2016 Research Fellowship Awards
LE&RN announces that it has awarded 2-year research grants ($94,536 USD) to two young researchers who are at the cutting edge of the fight against lymphatic disease and lymphedema. These awards are made possible through a generous bequest from Dorothea M. Weitzner and are called the Henry M. Weitzner, Edna K. Weitzner, Dorothea M. Weitzner and Morton L. Weitzner Research Fellowships. They are designed to expand and strengthen the pool of outstanding junior investigators in the field of lymphatic research. The awards support investigators who have recently received their doctorates, a critical point in career development when young scientists choose their lifelong research focus.
Antoine Louveau, Ph.D. University of Virginia, Charlottesville, VA
Regulation of Brain Homeostasis by the Meningeal Lymphatic Vasculature
Until recently, the central nervous system was thought to be devoid of its own lymphatic system. We challenged that dogma by demonstrating the presence of a conventional and functional lymphatic system localized within the central nervous system. This discovery changes our view of normal brain physiology, notably on how does the central nervous system clears its cellular waste. Numerous neurological diseases, including Alzheimer's disease and Parkinson's disease are characterized by the accumulation of misfolded protein inside the brain because of lack of their clearance. In the project, we propose that the meningeal lymphatic system is regulating the clearance of macromolecules from the brain and that dysfunction of the meningeal lymphatic system might drives the accumulation of amyloid beta during Alzheimer's disease. This project overall aims at understanding the biology of the meningeal lymphatic and offers potential therapeutic strategies for lymphatic related neurological disorder.

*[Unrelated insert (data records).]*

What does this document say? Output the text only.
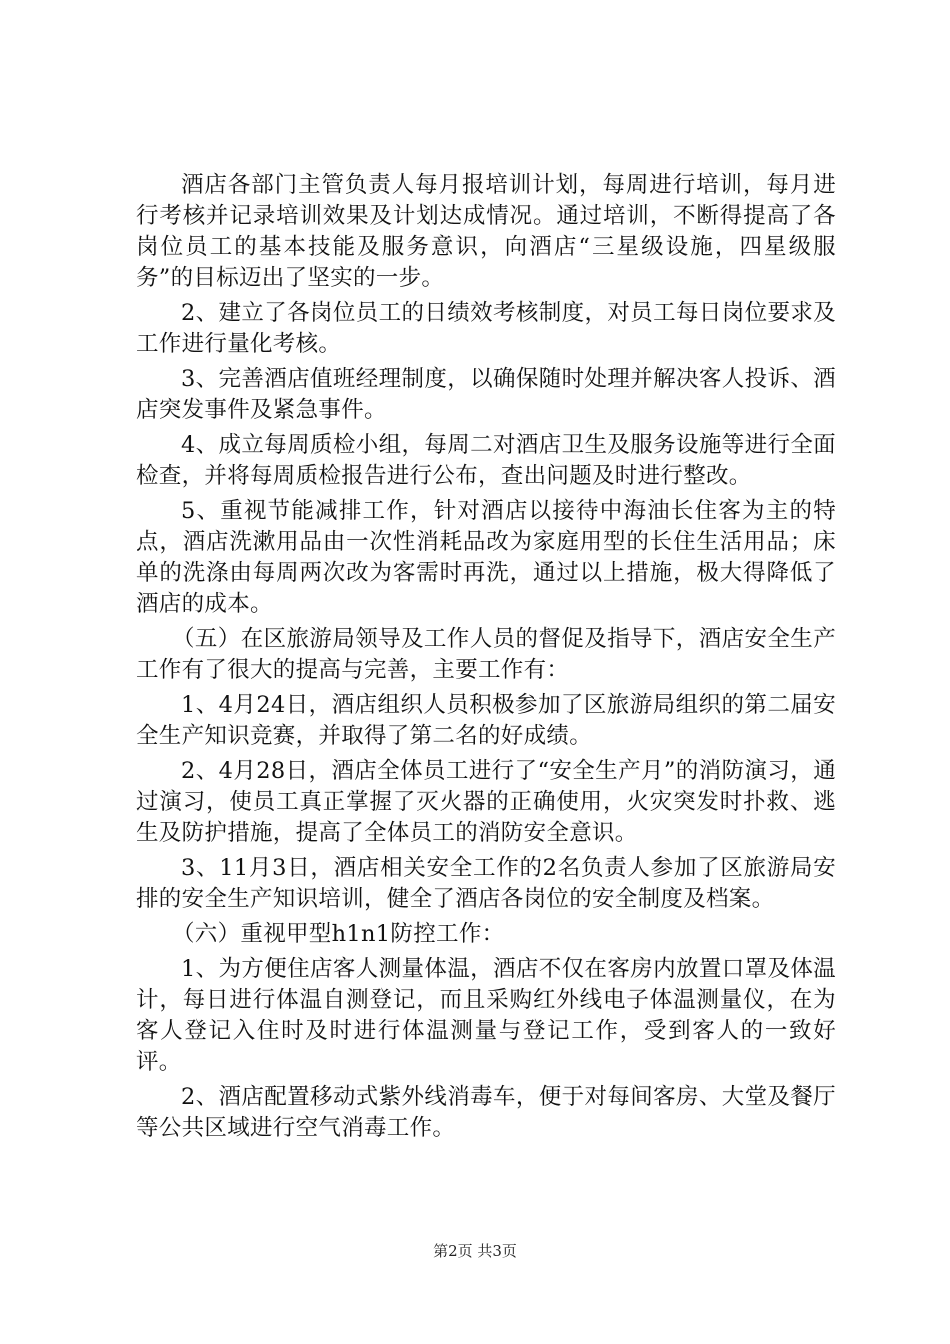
酒店各部门主管负责人每月报培训计划，每周进行培训，每月进行考核并记录培训效果及计划达成情况。通过培训，不断得提高了各岗位员工的基本技能及服务意识，向酒店“三星级设施，四星级服务”的目标迈出了坚实的一步。

2、建立了各岗位员工的日绩效考核制度，对员工每日岗位要求及工作进行量化考核。

3、完善酒店值班经理制度，以确保随时处理并解决客人投诉、酒店突发事件及紧急事件。

4、成立每周质检小组，每周二对酒店卫生及服务设施等进行全面检查，并将每周质检报告进行公布，查出问题及时进行整改。

5、重视节能减排工作，针对酒店以接待中海油长住客为主的特点，酒店洗漱用品由一次性消耗品改为家庭用型的长住生活用品；床单的洗涤由每周两次改为客需时再洗，通过以上措施，极大得降低了酒店的成本。

（五）在区旅游局领导及工作人员的督促及指导下，酒店安全生产工作有了很大的提高与完善，主要工作有：

1、4月24日，酒店组织人员积极参加了区旅游局组织的第二届安全生产知识竞赛，并取得了第二名的好成绩。

2、4月28日，酒店全体员工进行了“安全生产月”的消防演习，通过演习，使员工真正掌握了灭火器的正确使用，火灾突发时扑救、逃生及防护措施，提高了全体员工的消防安全意识。

3、11月3日，酒店相关安全工作的2名负责人参加了区旅游局安排的安全生产知识培训，健全了酒店各岗位的安全制度及档案。

（六）重视甲型h1n1防控工作：

1、为方便住店客人测量体温，酒店不仅在客房内放置口罩及体温计，每日进行体温自测登记，而且采购红外线电子体温测量仪，在为客人登记入住时及时进行体温测量与登记工作，受到客人的一致好评。

2、酒店配置移动式紫外线消毒车，便于对每间客房、大堂及餐厅等公共区域进行空气消毒工作。

第2页 共3页
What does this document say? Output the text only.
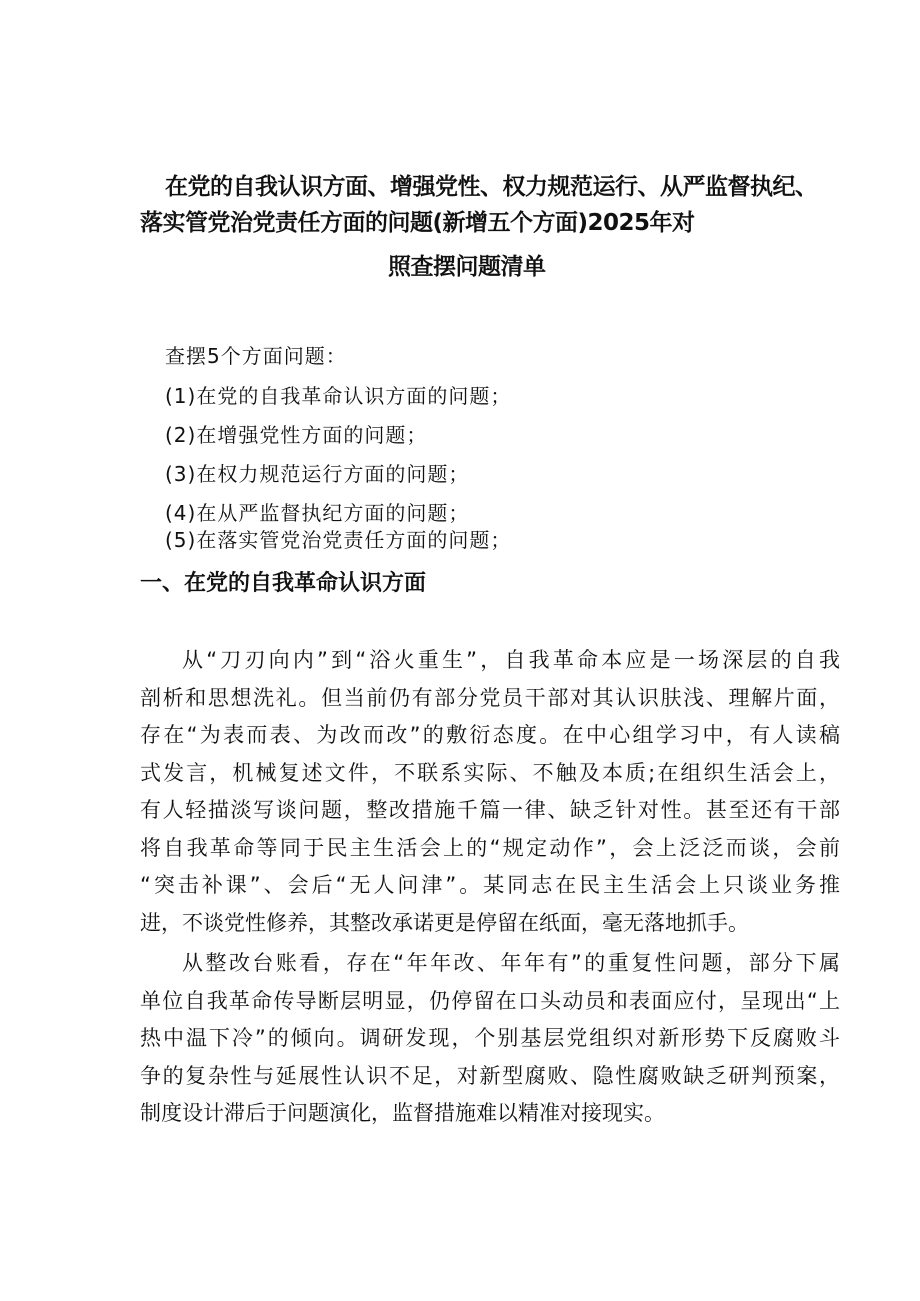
在党的自我认识方面、增强党性、权力规范运行、从严监督执纪、
落实管党治党责任方面的问题(新增五个方面)2025年对
照查摆问题清单
查摆5个方面问题：
(1)在党的自我革命认识方面的问题；
(2)在增强党性方面的问题；
(3)在权力规范运行方面的问题；
(4)在从严监督执纪方面的问题；
(5)在落实管党治党责任方面的问题；
一、在党的自我革命认识方面
从“刀刃向内”到“浴火重生”，自我革命本应是一场深层的自我
剖析和思想洗礼。但当前仍有部分党员干部对其认识肤浅、理解片面，
存在“为表而表、为改而改”的敷衍态度。在中心组学习中，有人读稿
式发言，机械复述文件，不联系实际、不触及本质;在组织生活会上，
有人轻描淡写谈问题，整改措施千篇一律、缺乏针对性。甚至还有干部
将自我革命等同于民主生活会上的“规定动作”，会上泛泛而谈，会前
“突击补课”、会后“无人问津”。某同志在民主生活会上只谈业务推
进，不谈党性修养，其整改承诺更是停留在纸面，毫无落地抓手。
从整改台账看，存在“年年改、年年有”的重复性问题，部分下属
单位自我革命传导断层明显，仍停留在口头动员和表面应付，呈现出“上
热中温下冷”的倾向。调研发现，个别基层党组织对新形势下反腐败斗
争的复杂性与延展性认识不足，对新型腐败、隐性腐败缺乏研判预案，
制度设计滞后于问题演化，监督措施难以精准对接现实。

Esak Lee, Ph.D. Wyss Institute at Harvard University, Boston, MA
A Biomimetic on-Chip Model to Reconstitute Lymphedema
Lymphedema is a major lymphatic disorder characterized by swelling tissues. Although poor lymphatic function is closely linked to inflammation, relationship among the lymphatic function, inflammation, and lymphedema is not well understood. We propose to make a "lymphedema-on-chip” that we can study the disease on a nail-size device. Firstly, we will develop a "lymphatics-on-chip" to understand normal lymphatic function without disease. The model will contain a blood capillary, a lymphatic vessel, and lymph fluid to demonstrate fluid leakage from the capillary and resultant lymphatic drainage. Next, we will trigger lymphedema in the normal lymphatics-on chip using inflammatory soluble proteins and matrix proteins to promote lymphedema. Third, we will study the mechanism of lymphedema and treat the disease by prohibiting disease protein signals in the on-chip model and mouse models. This project may contribute to lymphatic community by providing a new 3D lymphedema model as a platform for drug screening and mechanism study.